Sunday will be just the second time that Graham has played against the Seahawks after becoming a free agent and the first playoff game since the “I’m Jimmy” game, where he had one catch for just 8 yards.

“He’s one of my best friends,” said Seahawks tight end Luke Willson. “We have a text thread, but it’s not much talk about football. Mostly sharing Instagram videos we think are funny.”

While he’s still a friend, he’s also the opponent.

“I’m going to try to hit him, 100%,” said linebacker Bobby Wagner. “I’m going to try to hit him a lot. If he tries to box me out, he thinks he’s good at basketball, he knows I’ll beat him.”

Graham hasn’t been quite the presence expected when he signed with Green Bay before the 2018 season.

“He’s been really solid,” Seahawks coach Pete Carroll said. “He’s got 38 catches and been solid. I think he’s got five touchdowns, is it five touchdowns?”


Well, actually, it’s only three touchdowns.

“So, not as much as maybe as they would or we liked,” Carroll said. “Last time we had him, he caught 10 touchdown passes for us and we worked him a lot in the red zone.”

Indeed, in Graham’s last season with the Seahawks, he had 57 catches for 520 yards with 10 touchdowns while making the Pro Bowl. In 43 games for the Seahawks, he amassed 170 catches for 2,048 yards with 18 touchdowns despite suffering a dislocated patella in the 11th game of the 2015 season. He returned the next season to make the Pro Bowl while amassing 923 yards receiving and six touchdowns.

With the Packers’ new offense under first-year head coach Matt LaFleur and an emphasis on the run game, Graham’s numbers this season aren’t eye-popping, even with a depleted wide-receiver corps due to injury.

He has 38 catches for 447 yards with the three touchdowns in 16 games. His last touchdown grab came Oct. 20 vs. the Raiders in what was Green Bay’s seventh game of the season.

“I think Jimmy, there’s a lot of good things he’s done this year for us,” LaFleur said. “His numbers don’t always reflect how important he is to us in terms of how we’ve been spreading the ball around, but he is a big part of what we do.”

In his last six games, he’s tallied just one catch in four of them. And yet, the Seahawks won’t discount his presence. Per Pro Football Focus, he’s the 24th-rated tight end in the NFL.

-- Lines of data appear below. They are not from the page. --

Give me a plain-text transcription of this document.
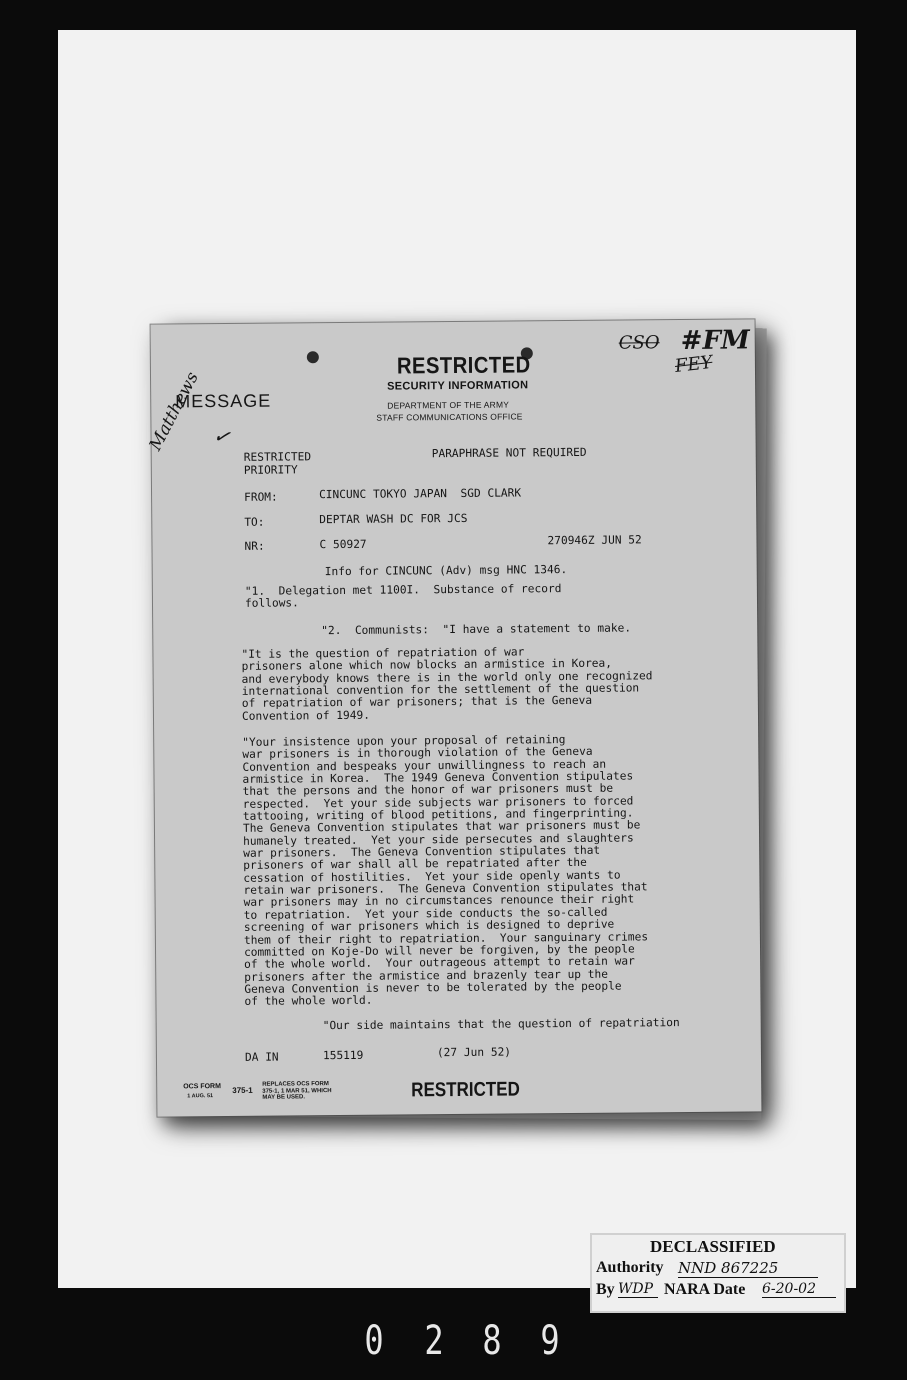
RESTRICTED
SECURITY INFORMATION
DEPARTMENT OF THE ARMY
STAFF COMMUNICATIONS OFFICE
MESSAGE
CSO #FM
FEY
Matthews ✓
RESTRICTED
PRIORITY
PARAPHRASE NOT REQUIRED
FROM:	CINCUNC TOKYO JAPAN  SGD CLARK
TO:	DEPTAR WASH DC FOR JCS
NR:	C 50927	270946Z JUN 52
Info for CINCUNC (Adv) msg HNC 1346.
"1.  Delegation met 1100I.  Substance of record
follows.
"2.  Communists:  "I have a statement to make.
"It is the question of repatriation of war
prisoners alone which now blocks an armistice in Korea,
and everybody knows there is in the world only one recognized
international convention for the settlement of the question
of repatriation of war prisoners; that is the Geneva
Convention of 1949.
"Your insistence upon your proposal of retaining
war prisoners is in thorough violation of the Geneva
Convention and bespeaks your unwillingness to reach an
armistice in Korea.  The 1949 Geneva Convention stipulates
that the persons and the honor of war prisoners must be
respected.  Yet your side subjects war prisoners to forced
tattooing, writing of blood petitions, and fingerprinting.
The Geneva Convention stipulates that war prisoners must be
humanely treated.  Yet your side persecutes and slaughters
war prisoners.  The Geneva Convention stipulates that
prisoners of war shall all be repatriated after the
cessation of hostilities.  Yet your side openly wants to
retain war prisoners.  The Geneva Convention stipulates that
war prisoners may in no circumstances renounce their right
to repatriation.  Yet your side conducts the so-called
screening of war prisoners which is designed to deprive
them of their right to repatriation.  Your sanguinary crimes
committed on Koje-Do will never be forgiven, by the people
of the whole world.  Your outrageous attempt to retain war
prisoners after the armistice and brazenly tear up the
Geneva Convention is never to be tolerated by the people
of the whole world.
"Our side maintains that the question of repatriation
DA IN	155119	(27 Jun 52)
OCS FORM
1 AUG. 51
375-1
REPLACES OCS FORM
375-1, 1 MAR 51, WHICH
MAY BE USED.	RESTRICTED
DECLASSIFIED
Authority NND 867225
By WDP NARA Date 6-20-02
0 2 8 9
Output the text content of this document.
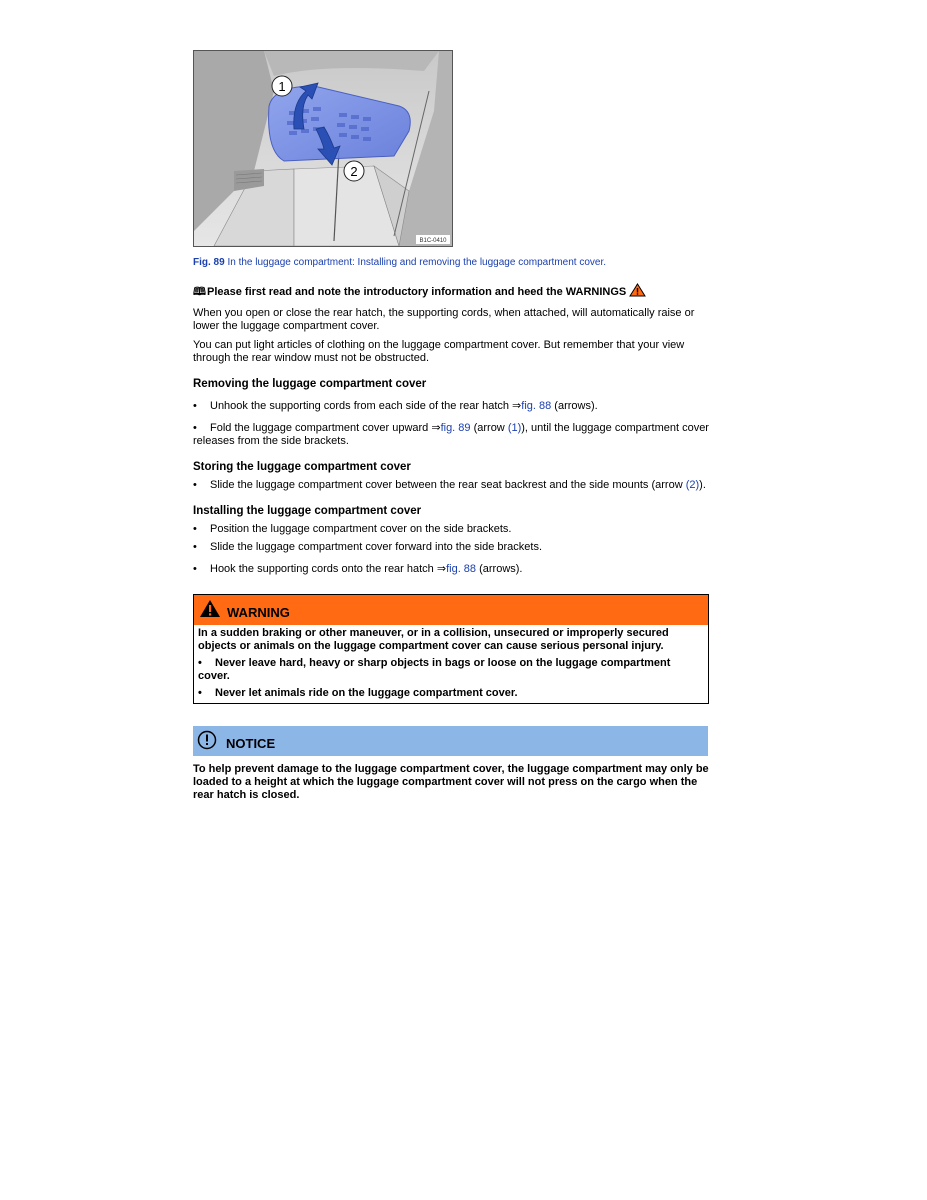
1
2
B1C-0410
Fig. 89 In the luggage compartment: Installing and removing the luggage compartment cover.
🕮 Please first read and note the introductory information and heed the WARNINGS

When you open or close the rear hatch, the supporting cords, when attached, will automatically raise or lower the luggage compartment cover.

You can put light articles of clothing on the luggage compartment cover. But remember that your view through the rear window must not be obstructed.

Removing the luggage compartment cover
• Unhook the supporting cords from each side of the rear hatch ⇒fig. 88 (arrows).
• Fold the luggage compartment cover upward ⇒fig. 89 (arrow (1)), until the luggage compartment cover releases from the side brackets.
Storing the luggage compartment cover
• Slide the luggage compartment cover between the rear seat backrest and the side mounts (arrow (2)).
Installing the luggage compartment cover
• Position the luggage compartment cover on the side brackets.
• Slide the luggage compartment cover forward into the side brackets.
• Hook the supporting cords onto the rear hatch ⇒fig. 88 (arrows).
WARNING
In a sudden braking or other maneuver, or in a collision, unsecured or improperly secured objects or animals on the luggage compartment cover can cause serious personal injury.
• Never leave hard, heavy or sharp objects in bags or loose on the luggage compartment cover.
• Never let animals ride on the luggage compartment cover.
NOTICE
To help prevent damage to the luggage compartment cover, the luggage compartment may only be loaded to a height at which the luggage compartment cover will not press on the cargo when the rear hatch is closed.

“He’s always there, though,” Carroll said. “He’s such a monster of a player and athlete that you just know he can make things happen, so we’ll give him a lot of respect.”

It’s more than just respect. The Seahawks have been less-than-stellar in pass defense vs. tight ends this season. They’ve given up 97 receptions for 1,099 yards to opposing tight ends  — the second-most in the NFL in each category. Wagner knows what the Packers will try to do to exploit the Seahawks’ glaring weakness.

“He’s a big guy, so you try to get him up on matchups and things of that nature,” Wagner said. “When he is kind of closer to the core, he is such a good route runner and things like that, you don’t expect him to block too much. It’s not too different than what we seen when he was here, what we seen when he was with the Saints. He is a great receiving tight end, so they are going to find ways to get him the ball and get him in matchups that they feel are in their favor.”

And while quarterback Aaron Rodgers, running back Aaron Jones and wide receiver Davante Adams are the Packers offense’s main producers and obvious focal points to slow down, the Seahawks don’t want to let Graham remind them of “Who’s Jimmy?” with a big game and instead leave the Packers wondering “Where was Jimmy?”